Is this what you mean?

It's funny and sad that more and more -- not only hard, dirty, dangerous
physical labor, but human thought and creativity has been replaced by
rationalized systems evaluated statistically, so that even some previously
professional work has been reduced to hewing wood and drawing water,
metaphorically speaking: plugging in inputs. This started of course with
manufacturing.

I agree that the same trend seems to be taking over cycling, with the
difference that the ultimate agency in cycling is still the person that
pedals. Still, I too like friction, when I don't use the primitive indexing
on Sturmey Archer hubs, or give it all up altogether for fixed drivetrains
-- because of agency.

I do not by any means consider Matthew Crawford a sage, but he's an
intelligent and well educated man who has actually thought through this
sort of thing and expressed his conclusions with surprising clarity for
someone trained as an academic, this in *Shop Class as Soul Craft* and *The
World Beyond Your Head.* Both books assert generally that real-life
confrontation and engagement with real things, notably in the manual
trades*, are much more conducive to virtue** than coding software or even
-- the clientele I write for -- managing the strategies and general
direction and design of business systems, be these entire corporations or
business units or product portfolios or global IT systems using statistical
methods and working to meet the quarterly numbers. Yes, doing otherwise
does indeed put a limit on practical size.

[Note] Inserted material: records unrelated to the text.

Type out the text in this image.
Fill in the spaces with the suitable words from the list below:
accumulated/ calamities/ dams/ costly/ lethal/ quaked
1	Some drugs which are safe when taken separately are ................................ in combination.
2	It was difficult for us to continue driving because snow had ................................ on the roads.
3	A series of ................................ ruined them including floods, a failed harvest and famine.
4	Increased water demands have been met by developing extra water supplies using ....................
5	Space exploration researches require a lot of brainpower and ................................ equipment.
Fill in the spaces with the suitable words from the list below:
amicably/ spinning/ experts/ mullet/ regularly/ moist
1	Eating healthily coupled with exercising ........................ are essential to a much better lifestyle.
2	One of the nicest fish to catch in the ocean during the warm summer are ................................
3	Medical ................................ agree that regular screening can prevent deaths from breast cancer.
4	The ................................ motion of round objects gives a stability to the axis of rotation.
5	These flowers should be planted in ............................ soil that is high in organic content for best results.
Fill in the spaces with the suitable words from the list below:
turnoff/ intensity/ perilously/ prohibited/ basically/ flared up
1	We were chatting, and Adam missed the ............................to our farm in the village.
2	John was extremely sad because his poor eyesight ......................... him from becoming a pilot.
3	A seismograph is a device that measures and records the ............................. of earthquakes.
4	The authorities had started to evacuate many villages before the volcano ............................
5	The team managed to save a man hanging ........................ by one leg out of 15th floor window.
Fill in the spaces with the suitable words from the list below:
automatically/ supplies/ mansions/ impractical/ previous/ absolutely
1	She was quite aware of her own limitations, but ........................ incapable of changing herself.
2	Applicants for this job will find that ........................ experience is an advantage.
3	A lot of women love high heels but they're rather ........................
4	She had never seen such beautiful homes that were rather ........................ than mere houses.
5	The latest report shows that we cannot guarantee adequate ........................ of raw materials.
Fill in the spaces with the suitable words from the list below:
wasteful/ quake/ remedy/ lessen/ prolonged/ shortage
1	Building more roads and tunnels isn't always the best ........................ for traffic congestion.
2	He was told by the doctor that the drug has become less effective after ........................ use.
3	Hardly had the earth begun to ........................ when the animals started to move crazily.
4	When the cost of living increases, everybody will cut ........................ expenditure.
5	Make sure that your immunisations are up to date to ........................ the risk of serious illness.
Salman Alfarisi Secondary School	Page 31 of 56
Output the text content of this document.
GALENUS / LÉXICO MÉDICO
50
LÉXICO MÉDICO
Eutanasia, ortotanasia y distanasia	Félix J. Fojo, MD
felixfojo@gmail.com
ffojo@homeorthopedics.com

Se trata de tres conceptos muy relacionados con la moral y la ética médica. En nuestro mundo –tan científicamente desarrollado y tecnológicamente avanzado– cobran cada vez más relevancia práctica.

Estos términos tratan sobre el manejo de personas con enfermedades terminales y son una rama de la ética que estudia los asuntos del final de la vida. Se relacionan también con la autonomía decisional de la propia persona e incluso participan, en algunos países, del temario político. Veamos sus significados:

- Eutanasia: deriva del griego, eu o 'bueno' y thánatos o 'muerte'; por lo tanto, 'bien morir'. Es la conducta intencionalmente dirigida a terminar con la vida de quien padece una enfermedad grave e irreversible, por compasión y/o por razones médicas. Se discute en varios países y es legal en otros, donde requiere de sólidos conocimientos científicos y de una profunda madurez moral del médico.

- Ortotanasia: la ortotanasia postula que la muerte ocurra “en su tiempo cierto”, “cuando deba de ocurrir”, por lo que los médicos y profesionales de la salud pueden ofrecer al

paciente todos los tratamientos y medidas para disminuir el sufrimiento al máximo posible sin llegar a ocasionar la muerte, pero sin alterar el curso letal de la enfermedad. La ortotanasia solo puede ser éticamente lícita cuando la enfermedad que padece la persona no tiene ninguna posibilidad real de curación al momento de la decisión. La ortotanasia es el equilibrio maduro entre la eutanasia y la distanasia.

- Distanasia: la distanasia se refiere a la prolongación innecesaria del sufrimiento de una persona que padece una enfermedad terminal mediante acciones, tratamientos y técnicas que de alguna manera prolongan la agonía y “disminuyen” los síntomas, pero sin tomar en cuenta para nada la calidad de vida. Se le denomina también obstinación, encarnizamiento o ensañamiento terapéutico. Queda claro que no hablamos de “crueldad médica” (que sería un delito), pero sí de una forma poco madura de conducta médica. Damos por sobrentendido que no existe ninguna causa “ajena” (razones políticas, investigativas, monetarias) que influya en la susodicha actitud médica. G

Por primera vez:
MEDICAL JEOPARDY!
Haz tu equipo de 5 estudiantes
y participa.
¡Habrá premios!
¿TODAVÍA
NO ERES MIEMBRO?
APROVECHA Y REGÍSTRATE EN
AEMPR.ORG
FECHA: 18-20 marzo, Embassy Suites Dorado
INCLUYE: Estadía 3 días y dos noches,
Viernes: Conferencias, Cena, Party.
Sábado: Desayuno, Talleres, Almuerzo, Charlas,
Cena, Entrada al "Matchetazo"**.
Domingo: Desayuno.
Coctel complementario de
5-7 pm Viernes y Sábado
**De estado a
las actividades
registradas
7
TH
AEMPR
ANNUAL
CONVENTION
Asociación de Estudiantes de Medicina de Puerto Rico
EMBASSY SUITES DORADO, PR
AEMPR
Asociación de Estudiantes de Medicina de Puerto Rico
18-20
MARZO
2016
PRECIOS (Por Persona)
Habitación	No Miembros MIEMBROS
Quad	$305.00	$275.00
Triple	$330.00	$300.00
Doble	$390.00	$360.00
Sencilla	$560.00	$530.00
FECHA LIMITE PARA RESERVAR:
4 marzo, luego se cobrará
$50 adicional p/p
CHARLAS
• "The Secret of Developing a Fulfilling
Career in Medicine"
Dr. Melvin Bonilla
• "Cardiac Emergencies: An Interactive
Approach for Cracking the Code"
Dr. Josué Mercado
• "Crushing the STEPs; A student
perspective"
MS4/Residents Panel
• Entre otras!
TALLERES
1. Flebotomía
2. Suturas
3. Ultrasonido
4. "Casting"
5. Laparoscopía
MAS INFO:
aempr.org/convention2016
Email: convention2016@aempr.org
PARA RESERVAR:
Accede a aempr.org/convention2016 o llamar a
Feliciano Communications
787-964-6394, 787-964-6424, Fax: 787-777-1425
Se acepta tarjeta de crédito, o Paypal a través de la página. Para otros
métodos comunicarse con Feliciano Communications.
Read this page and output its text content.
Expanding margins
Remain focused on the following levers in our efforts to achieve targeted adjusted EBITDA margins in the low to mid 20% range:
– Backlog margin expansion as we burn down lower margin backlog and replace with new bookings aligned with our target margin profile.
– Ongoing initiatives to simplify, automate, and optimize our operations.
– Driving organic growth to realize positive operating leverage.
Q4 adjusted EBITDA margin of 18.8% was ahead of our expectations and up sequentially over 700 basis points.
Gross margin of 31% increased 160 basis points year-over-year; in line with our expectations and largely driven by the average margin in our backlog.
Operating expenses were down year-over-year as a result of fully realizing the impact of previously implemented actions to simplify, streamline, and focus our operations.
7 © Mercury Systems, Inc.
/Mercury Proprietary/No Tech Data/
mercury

Crawford worked as a journeyman electrician, and owns a business restoring
classic motorcycles.

* Hands-on trades: plumbing, auto mechanics, framing, and I daresay, though
he doesn't extend his descriptions to them, cooking, interior design, event
planning, stock raising, farming on a family scale.

** "Arete," the perfection or fulfillment and thus flourishing of a
specific (= species) kind. The virtue of a hammer is to be well balanced,
properly weighted, and because of this to drive nails efficiently. Crawford
means both the specific excellences of character and the specific
excellences of the practical intelligence; the speculative intelligence is
beyond him. Suntour's classic bar cons by this criterion are highly
virtuous shifting devices. Forget the idea of "virtue" in the modern sense
as something that makes you give up stuff.

On Sun, May 1, 2022 at 4:45 AM ascpgh <asc....@gmail.com> wrote:

> ... So much in our lives has been optimized and refined to make things
> less of an effort in general that a part of my brain is left unsatisfied by
> the resulting lack of problem solving, coping or effort, mental or
> physical, that is necessary in a day.